Reprodução/Governo de Roraima
Goiás: Vilela busca apoio no STF para redistribuir royalties do petróleo
O governador de Goiás, Daniel Vilela (MDB), entrou na articulação de 19 estados não produtores para tentar ampliar a fatia goiana nos royalties e nas participações especiais do petróleo. Ele se reuniu na terça-feira, 28, no Supremo Tribunal Federal (STF), em Brasília, com o ministro Cristiano Zanin. O procurador-geral do Estado, Rafael Arruda, acompanhou a agenda.

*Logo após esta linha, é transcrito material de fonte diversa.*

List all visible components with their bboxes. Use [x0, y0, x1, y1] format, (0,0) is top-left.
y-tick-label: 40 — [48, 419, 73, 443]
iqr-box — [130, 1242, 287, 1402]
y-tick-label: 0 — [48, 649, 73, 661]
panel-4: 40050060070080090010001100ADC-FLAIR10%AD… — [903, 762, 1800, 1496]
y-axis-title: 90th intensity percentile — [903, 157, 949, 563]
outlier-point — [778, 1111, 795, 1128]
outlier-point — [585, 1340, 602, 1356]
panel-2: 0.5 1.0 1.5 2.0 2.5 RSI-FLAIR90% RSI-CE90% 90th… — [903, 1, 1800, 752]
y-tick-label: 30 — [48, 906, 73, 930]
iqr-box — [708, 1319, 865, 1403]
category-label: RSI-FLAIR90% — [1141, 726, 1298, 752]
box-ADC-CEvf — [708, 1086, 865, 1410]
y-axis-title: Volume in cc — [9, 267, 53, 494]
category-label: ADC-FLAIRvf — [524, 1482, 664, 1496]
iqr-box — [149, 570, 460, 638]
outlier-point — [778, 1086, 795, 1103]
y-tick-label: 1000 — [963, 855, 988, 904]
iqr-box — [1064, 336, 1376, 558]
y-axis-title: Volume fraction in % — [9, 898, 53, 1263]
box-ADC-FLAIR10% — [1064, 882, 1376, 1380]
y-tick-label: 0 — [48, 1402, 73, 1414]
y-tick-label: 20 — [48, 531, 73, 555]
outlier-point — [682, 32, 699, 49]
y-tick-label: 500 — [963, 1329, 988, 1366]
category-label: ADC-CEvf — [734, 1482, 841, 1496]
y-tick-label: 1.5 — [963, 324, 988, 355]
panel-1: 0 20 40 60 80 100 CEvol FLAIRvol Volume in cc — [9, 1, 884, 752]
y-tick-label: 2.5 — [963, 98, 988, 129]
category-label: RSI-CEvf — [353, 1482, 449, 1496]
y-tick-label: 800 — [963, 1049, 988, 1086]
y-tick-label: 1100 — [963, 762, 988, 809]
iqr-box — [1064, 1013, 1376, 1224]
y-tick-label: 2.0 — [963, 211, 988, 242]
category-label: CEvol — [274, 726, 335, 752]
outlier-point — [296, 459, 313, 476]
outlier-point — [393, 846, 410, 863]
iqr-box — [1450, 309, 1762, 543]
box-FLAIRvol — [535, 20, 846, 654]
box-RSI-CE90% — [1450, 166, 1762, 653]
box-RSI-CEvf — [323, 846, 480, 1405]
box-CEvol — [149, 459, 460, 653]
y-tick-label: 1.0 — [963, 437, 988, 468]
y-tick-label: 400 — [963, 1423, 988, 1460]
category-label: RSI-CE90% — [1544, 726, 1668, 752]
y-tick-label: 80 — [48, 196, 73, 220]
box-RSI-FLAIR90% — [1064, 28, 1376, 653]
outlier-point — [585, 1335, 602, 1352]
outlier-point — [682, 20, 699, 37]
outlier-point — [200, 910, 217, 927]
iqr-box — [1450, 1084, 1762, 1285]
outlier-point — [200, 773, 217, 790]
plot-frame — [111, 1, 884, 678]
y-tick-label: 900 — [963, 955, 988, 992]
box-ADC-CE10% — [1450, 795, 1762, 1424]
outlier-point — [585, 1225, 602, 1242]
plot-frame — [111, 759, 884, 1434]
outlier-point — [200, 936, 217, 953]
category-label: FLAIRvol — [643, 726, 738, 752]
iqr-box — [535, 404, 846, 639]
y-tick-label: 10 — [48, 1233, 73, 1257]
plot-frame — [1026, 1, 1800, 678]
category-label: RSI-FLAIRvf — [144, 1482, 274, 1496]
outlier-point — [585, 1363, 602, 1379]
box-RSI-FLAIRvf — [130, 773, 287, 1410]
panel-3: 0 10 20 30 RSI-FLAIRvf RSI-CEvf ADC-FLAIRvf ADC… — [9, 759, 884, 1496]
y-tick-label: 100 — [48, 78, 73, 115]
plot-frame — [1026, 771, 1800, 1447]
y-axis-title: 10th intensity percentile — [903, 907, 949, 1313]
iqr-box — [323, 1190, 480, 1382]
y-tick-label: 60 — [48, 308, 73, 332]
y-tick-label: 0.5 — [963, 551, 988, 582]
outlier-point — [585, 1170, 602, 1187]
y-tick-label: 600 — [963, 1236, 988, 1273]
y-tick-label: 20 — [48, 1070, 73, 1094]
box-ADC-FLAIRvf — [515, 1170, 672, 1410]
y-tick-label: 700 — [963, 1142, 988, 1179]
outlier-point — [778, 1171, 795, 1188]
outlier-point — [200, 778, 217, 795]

A disputa envolve a Lei nº 12.734/2012, que mudou os critérios de distribuição dos recursos e aumentou a participação de estados e municípios não produtores. A norma está suspensa desde 2013 por decisão liminar da ministra Cármen Lúcia, relatora das ações que serão analisadas pelo plenário do STF em 6 de maio.
Goiás sustenta que o modelo atual concentra a maior parte das receitas em estados produtores. Segundo o governo estadual, Rio de Janeiro, Espírito Santo e São Paulo reúnem 95% dos royalties e das participações especiais. A Secretaria da Economia calcula que Goiás deixou de receber R$ 6,09 bilhões entre 2013 e 2025 e pode perder outros R$ 913 milhões em 2026.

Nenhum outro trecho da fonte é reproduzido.